Этого быть не может. Этого быть не может. Не может…
– Ты его правда убил, да, Джонни?
– Ага, – тут его голос слегка дрогнул. – Не было другого выхода. Они тебя топили, Пони. Могли и убить. И у них были ножи… они хотели меня отделать…
– Как… – я сглотнул. – Как тогда?
С минуту Джонни молчал.
– Да, – сказал он, – как тогда.
Джонни рассказал, что случилось:
– Когда я его пырнул, они убежали. Все убежали…
Я слушал, как Джонни этим своим тихим голосом все рассказывает, и меня охватила паника.
– Джонни! – я почти кричал. – Что же нам делать? Тебя же на электрический стул посадят за убийство! – Меня трясло. Нужно покурить. Нужно покурить. Нужно покурить. А мы последнюю пачку скурили. – Мне страшно, Джонни. Что же нам делать?
Джонни вскочил, вцепился в мою мокрую фуфайку, рывком поставил меня на ноги. Потряс меня.
– Успокойся, Понибой. Возьми себя в руки.
Я и не понял, что кричу в голос. Я высвободился из рук Джонни.
– Ладно, – сказал я, – ладно, я в норме.
Джонни огляделся, нервно похлопал себя по карманам.

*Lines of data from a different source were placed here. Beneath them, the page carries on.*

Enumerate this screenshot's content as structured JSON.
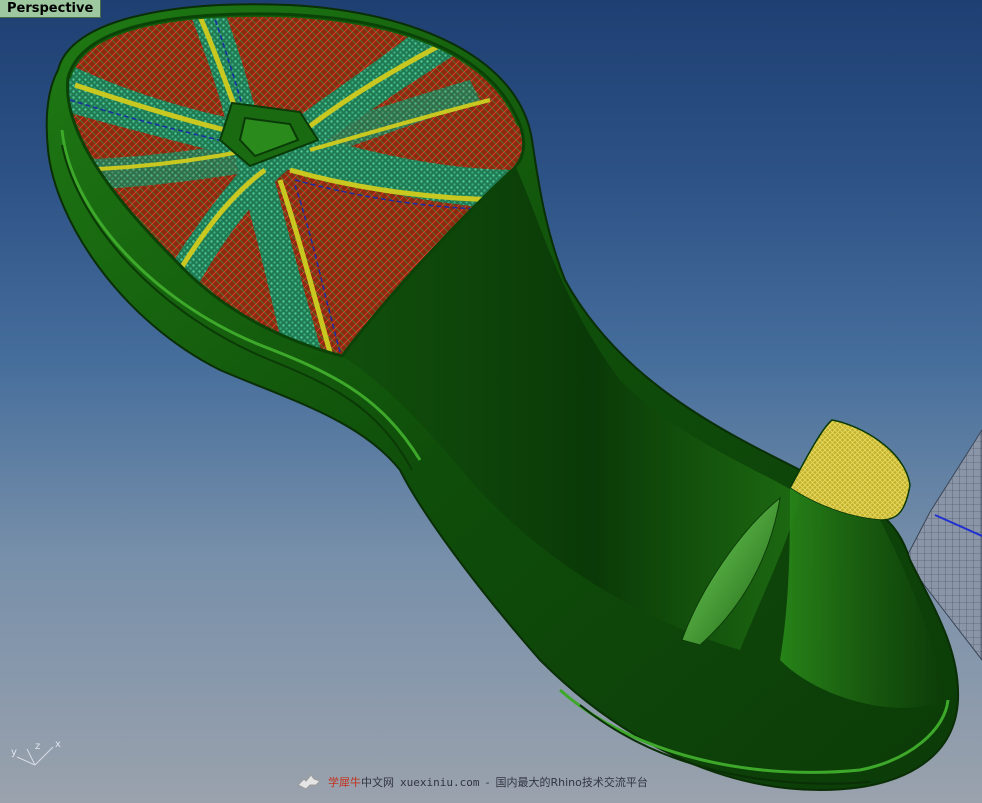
{
  "viewport": {
    "label": "Perspective",
    "axes": {
      "x": "x",
      "y": "y",
      "z": "z"
    }
  },
  "watermark": {
    "brand_red": "学犀牛",
    "brand_rest": "中文网",
    "url": "xuexiniu.com",
    "separator": "-",
    "tagline": "国内最大的Rhino技术交流平台"
  },
  "colors": {
    "sole_green": "#1d6a12",
    "tread_red": "#8a2a10",
    "tread_teal": "#2a8a62",
    "stripe_yellow": "#c8c820",
    "heel_cap_yellow": "#d4c43a"
  },
  "icons": [
    "world-axes-icon",
    "rhino-logo-icon"
  ]
}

– Нужно валить. Бежать. Сматываться отсюда. Полиция скоро приедет. – Меня трясло, и не только от холода. А у Джонни только руки слегка подрагивали, а в остальном вид у него был такой же непрошибаемый, как у Дэрри. – Нам нужны деньги. И еще, наверное, оружие. И план.
Деньги. И, наверное, оружие? И план. Да откуда же нам все это взять?
– Далли, – решительно сказал Джонни. – Далли нас отсюда вытащит.
Я шумно выдохнул. И как я сам до этого не додумался? Но я ж никогда головой не думаю. Далласу Винстону все под силу.
– А где он?
– Скорее всего, дома у Бака Меррила. Там сегодня вечеринка. Далли что-то про нее днем говорил.